The Parkinson's peptide research field faces analogous challenges: protein aggregation diseases are biologically heterogeneous, and treatments that work in subpopulations can appear ineffective in undifferentiated trial designs.
Intranasal Delivery: A Practical Advantage
Davunetide's intranasal formulation is a practical advantage that often gets overlooked. Most neuroprotective peptides face the blood-brain barrier as their primary delivery obstacle. Intranasal peptide delivery bypasses this barrier through direct nose-to-brain transport along olfactory and trigeminal nerve pathways.
The clinical trial data confirmed that intranasally delivered davunetide produces measurable CNS effects (cognitive improvements in aMCI, functional improvements in schizophrenia, imaging changes in PSP), validating that the peptide reaches the brain at pharmacologically active concentrations. This is a meaningful data point for the broader field of intranasal peptide therapeutics.
What Remains Unknown
The biggest gap in the davunetide evidence base is a prospective, sex-stratified trial in PSP. The 2023 reanalysis generated a compelling hypothesis, but post-hoc analyses do not constitute proof. A trial specifically designed to test davunetide in women with PSP, with adequate power and pre-specified endpoints, is the next logical step. Whether this trial happens depends on funding and commercial interest in a rare disease indication.
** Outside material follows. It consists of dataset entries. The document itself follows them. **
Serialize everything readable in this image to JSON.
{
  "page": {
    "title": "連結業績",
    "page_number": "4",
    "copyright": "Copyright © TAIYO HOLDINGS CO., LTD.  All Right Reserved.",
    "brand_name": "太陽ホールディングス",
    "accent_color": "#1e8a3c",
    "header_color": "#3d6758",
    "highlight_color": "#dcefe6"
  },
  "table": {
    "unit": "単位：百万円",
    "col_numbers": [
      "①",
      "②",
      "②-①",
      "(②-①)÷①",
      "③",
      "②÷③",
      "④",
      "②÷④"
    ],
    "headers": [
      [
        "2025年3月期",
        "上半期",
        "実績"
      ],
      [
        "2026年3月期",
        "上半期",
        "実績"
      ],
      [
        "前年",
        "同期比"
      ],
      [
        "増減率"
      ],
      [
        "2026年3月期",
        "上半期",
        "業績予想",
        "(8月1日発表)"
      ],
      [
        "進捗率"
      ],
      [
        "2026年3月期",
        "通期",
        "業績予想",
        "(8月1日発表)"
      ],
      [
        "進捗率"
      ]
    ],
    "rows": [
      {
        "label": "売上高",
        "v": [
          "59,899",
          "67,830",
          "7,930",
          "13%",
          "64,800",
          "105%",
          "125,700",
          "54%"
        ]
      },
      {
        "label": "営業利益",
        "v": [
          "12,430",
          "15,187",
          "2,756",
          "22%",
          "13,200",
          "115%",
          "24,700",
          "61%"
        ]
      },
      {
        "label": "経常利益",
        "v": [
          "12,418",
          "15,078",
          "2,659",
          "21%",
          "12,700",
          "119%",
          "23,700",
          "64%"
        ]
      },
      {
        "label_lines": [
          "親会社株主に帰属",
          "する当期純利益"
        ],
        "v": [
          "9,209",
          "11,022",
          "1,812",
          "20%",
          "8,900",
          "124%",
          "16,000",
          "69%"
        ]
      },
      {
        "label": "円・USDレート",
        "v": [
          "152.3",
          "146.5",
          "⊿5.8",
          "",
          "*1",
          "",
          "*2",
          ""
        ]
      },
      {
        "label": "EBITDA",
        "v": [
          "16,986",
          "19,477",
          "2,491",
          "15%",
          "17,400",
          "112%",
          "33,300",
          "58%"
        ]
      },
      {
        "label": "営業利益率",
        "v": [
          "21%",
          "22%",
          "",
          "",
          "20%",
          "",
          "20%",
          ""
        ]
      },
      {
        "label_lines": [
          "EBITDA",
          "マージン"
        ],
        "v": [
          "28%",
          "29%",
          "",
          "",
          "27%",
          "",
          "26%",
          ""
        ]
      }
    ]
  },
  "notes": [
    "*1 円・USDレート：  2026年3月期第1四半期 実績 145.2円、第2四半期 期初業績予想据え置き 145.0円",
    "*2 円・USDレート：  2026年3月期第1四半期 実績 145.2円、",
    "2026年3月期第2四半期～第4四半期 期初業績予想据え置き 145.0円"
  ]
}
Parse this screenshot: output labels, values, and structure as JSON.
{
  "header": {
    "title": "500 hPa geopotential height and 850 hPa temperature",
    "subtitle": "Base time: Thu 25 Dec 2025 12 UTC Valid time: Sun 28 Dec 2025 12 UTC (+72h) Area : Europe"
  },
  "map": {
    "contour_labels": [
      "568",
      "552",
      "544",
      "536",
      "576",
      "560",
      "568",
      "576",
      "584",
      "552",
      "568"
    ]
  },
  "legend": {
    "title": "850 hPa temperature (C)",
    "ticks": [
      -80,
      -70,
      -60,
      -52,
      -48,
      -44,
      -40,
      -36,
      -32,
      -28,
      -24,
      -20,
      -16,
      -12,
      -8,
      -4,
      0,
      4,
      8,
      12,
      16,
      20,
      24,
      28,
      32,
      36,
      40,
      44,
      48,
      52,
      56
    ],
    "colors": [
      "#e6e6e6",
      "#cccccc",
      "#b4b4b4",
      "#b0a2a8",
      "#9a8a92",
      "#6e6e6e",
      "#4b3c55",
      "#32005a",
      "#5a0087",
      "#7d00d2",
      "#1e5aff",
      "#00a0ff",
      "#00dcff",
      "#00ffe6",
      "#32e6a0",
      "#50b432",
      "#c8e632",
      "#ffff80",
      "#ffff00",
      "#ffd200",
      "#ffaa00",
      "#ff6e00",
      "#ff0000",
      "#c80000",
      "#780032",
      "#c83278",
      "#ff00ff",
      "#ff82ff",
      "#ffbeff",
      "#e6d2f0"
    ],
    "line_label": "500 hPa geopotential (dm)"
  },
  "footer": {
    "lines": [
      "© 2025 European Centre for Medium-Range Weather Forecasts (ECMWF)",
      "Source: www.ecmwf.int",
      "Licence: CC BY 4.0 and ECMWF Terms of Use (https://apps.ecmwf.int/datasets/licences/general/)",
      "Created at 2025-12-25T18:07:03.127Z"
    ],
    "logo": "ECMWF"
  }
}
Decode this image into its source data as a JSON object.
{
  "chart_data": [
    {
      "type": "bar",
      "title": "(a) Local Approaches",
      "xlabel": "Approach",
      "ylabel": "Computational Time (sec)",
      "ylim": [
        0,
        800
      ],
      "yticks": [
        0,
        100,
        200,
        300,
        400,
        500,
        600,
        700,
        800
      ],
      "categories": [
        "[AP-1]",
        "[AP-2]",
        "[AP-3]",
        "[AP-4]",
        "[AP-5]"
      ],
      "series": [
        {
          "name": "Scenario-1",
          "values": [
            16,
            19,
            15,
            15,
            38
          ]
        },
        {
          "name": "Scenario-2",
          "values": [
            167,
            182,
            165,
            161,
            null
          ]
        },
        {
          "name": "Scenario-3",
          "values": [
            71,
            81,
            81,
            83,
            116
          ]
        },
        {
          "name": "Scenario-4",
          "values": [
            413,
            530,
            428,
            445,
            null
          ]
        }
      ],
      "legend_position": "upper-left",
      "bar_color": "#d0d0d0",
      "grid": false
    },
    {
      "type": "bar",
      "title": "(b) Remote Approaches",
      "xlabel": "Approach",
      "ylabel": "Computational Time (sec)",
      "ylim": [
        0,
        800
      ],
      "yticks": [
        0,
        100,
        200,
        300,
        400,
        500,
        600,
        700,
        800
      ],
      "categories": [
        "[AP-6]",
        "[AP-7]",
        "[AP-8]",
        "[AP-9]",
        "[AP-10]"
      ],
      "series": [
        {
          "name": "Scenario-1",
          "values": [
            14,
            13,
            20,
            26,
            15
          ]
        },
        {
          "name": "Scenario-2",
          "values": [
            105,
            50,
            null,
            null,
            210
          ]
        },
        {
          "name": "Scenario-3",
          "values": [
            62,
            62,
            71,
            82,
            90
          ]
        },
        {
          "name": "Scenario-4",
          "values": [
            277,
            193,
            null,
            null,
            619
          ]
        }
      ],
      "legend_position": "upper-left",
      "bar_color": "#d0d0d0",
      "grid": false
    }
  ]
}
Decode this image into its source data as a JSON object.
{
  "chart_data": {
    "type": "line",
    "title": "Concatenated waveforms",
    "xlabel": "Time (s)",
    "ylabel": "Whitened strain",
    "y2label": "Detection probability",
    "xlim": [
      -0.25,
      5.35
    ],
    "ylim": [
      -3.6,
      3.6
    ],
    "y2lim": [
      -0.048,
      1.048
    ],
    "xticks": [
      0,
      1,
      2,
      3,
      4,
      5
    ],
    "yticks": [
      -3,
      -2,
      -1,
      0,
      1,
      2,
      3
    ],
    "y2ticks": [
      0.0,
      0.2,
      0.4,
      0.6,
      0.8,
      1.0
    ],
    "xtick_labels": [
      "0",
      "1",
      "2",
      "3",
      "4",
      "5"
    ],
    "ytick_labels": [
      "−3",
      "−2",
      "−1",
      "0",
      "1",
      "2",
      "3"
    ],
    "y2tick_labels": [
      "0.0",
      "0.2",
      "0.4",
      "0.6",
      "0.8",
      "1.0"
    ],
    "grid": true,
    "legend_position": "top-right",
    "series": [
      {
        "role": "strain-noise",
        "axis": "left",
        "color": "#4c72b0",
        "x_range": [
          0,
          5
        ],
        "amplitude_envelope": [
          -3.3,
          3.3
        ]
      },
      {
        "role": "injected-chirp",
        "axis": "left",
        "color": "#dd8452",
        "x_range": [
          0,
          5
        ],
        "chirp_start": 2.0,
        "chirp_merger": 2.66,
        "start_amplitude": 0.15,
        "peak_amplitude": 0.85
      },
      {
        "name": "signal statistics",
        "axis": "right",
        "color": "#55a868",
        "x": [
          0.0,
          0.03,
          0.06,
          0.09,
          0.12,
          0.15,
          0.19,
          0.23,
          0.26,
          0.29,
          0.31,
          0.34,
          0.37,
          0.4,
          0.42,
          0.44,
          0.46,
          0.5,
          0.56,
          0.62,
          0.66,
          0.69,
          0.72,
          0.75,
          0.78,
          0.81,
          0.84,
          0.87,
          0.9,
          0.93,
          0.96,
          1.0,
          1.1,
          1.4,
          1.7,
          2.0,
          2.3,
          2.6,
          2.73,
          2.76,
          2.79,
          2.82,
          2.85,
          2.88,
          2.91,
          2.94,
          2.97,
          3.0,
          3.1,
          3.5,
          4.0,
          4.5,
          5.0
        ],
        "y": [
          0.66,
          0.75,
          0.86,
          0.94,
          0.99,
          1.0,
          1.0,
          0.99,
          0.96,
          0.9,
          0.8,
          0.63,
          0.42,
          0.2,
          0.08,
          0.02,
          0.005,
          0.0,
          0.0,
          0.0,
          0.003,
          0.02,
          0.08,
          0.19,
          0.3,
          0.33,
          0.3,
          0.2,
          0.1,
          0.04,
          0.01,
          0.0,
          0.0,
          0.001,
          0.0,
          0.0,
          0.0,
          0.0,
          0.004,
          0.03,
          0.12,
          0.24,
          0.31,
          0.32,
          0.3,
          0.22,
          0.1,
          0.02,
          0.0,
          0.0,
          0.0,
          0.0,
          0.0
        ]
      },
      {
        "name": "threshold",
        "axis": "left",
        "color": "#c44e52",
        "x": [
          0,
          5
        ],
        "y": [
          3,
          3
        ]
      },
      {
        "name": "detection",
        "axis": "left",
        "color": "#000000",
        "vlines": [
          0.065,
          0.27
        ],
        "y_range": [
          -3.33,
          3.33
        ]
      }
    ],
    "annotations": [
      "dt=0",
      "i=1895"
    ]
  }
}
The relationship between davunetide's preclinical efficacy (where it is consistently impressive) and its clinical performance (mixed at best in pooled analyses) remains partially unexplained. Animal models of neurodegeneration do not perfectly replicate human disease biology, disease duration, or the timing of treatment initiation.
The ADNP syndrome program represents the most straightforward clinical path. If davunetide helps children missing functional ADNP protein, it validates the entire biological rationale: that the NAP fragment of ADNP is the active neuroprotective component and that exogenous delivery can replace endogenous function. Results from this program will have implications beyond ADNP syndrome itself.
The Bottom Line
Davunetide (NAP) is an eight-amino-acid peptide derived from ADNP that stabilizes microtubules, reduces tau pathology, and activates neuronal survival pathways. It completed Phase 2 trials showing cognitive and functional benefits in aMCI and schizophrenia, and a 313-patient Phase 2/3 trial in PSP that failed on primary endpoints but showed significant efficacy in women upon sex-stratified reanalysis. Animal data consistently demonstrate neuroprotection, including lifespan extension in ALS mice. Current development focuses on ADNP syndrome, where davunetide has orphan drug designation and is in Phase 3 testing. The davunetide story illustrates both the promise and complexity of translating neuroprotective peptides from lab to clinic.